Robbie’s middle finger, Putin and shonky acoustics: Opening ceremony unveils World Cup
Russia declared the FIFA World Cup open in a ceremony full of glitz, colour and some acoustic trouble at the Lushniki Stadium in Moscow.
The show, which lasted just 15 minutes before the focus switched to the opening match between the hosts and Saudi Arabia, centred upon British pop star Robbie Williams and Russian opera singer Aida Garifullina.
But Williams' performance started off in faltering fashion, with his microphone feed coming through intermittently for television viewers in their millions, before he gave a cheeky middle finger to the camera right before the end of the show.
Spanish World Cup winner Iker Casillas, alongside Russian supermodel Natalia Vodianova, brought the World Cup trophy onto the pitch in a sleek Louis Vuitton travel case, before Williams opened the song and dance numbers with the ever-reliable Let Me Entertain You.
But the old chart topper was bedevilled by acoustic issues for television viewers at least, making for an awkward start as the 44-year-old Brit looked to get the crowd going from a dais in the centre circle.
But sat upon a giant firebird, Garifullina — a soloist from the Vienna State Opera — looked to make amends with her dazzling soprano, before Williams' microphone began behaving for renditions of Feel, the crowd-pleasing Angels, before making way to the sidelines for Rock DJ as crews hurriedly prepared the pitch for the opening match.
But never one to let the chance to steal some attention go by, Williams shocked some viewers by offering a quick middle finger to the camera on the sideline, right at the close of the song-and-dance number.
The show opened with a performance of Pyotr Tchaikovski by violinist Yuri Bashmet and pianist Daniil Trifonov.
Among the dignitaries present at the ceremony was Brazil great Ronaldo — a World Cup icon and scorer of both Brazil's goals in the 2002 World Cup final win over Germany — who took centre stage alongside a young Russian footballer and the tournament's mascot.
Unity 'the great power of football', says Putin
Right before kick-off, Russian President Vladimir Putin emerged to huge cheers from the Moscow crowd, saying a hospitable Russia would showcase sport overcoming differences, amid sanctions imposed on the country following its seizure of Crimea from Ukraine four years ago.
Talking of a love of soccer uniting the planet "as one team", Mr Putin said: "In this unity, over which no powers reign, in which there are no differences of language, of ideology or of faith, lies the great power of football, and of all sport."

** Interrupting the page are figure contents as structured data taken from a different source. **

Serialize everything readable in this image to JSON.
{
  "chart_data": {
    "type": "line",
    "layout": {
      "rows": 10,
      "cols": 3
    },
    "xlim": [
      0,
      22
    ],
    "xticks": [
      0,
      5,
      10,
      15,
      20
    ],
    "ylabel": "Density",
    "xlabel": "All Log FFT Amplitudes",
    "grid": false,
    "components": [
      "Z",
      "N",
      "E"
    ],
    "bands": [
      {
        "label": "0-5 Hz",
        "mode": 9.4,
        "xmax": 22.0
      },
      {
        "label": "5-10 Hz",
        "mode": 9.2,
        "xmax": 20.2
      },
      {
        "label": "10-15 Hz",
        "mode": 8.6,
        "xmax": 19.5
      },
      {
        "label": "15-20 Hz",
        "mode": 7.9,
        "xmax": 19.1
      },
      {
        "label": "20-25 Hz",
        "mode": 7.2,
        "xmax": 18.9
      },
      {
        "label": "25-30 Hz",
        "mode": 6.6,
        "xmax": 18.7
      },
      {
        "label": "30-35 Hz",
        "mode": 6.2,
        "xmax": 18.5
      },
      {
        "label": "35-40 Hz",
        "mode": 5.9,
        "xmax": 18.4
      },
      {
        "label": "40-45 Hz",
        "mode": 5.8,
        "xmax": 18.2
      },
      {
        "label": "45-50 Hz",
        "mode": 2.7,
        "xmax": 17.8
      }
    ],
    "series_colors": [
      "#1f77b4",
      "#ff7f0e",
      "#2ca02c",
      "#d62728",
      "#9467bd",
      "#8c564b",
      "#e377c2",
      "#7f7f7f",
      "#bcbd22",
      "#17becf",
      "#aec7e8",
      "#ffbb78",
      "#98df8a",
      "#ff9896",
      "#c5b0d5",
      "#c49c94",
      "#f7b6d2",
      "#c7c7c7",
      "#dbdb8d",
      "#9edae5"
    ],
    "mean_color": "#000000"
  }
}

Western powers chose not to send senior representatives to the opening ceremony, but despite some muttering this year as relations soured further there are no sporting boycotts like the one that marred the 1980 Moscow Olympics, nor doping bans of the kind that excluded many Russians from the past two Olympiads.
The Kremlin said 15 foreign leaders were in attendance alongside Mr Putin — though that included eight from ex-Soviet neighbours as well as two from Russian-backed breakaway regions of Georgia.
Mr Putin watched the game with Crown Prince Mohammed bin Salman, stretching across FIFA President Gianni Infantino to offer a consoling handshake to his Saudi guest as Yury Gazinsky put Russia a goal up after 12 minutes.
It didn't get much better for the Crown Prince as Russia romped home to a 5-0 win, which raised hopes the low-ranked hosts might progress into the tournament's later stages.
"Russia in Centre Field," headlined the state-run newspaper Rossiiskaya Gazeta.
"The main victory is already won," it said, praising an organisational effort in which a dozen stadiums have been built or rebuilt and a huge security operation rolled out.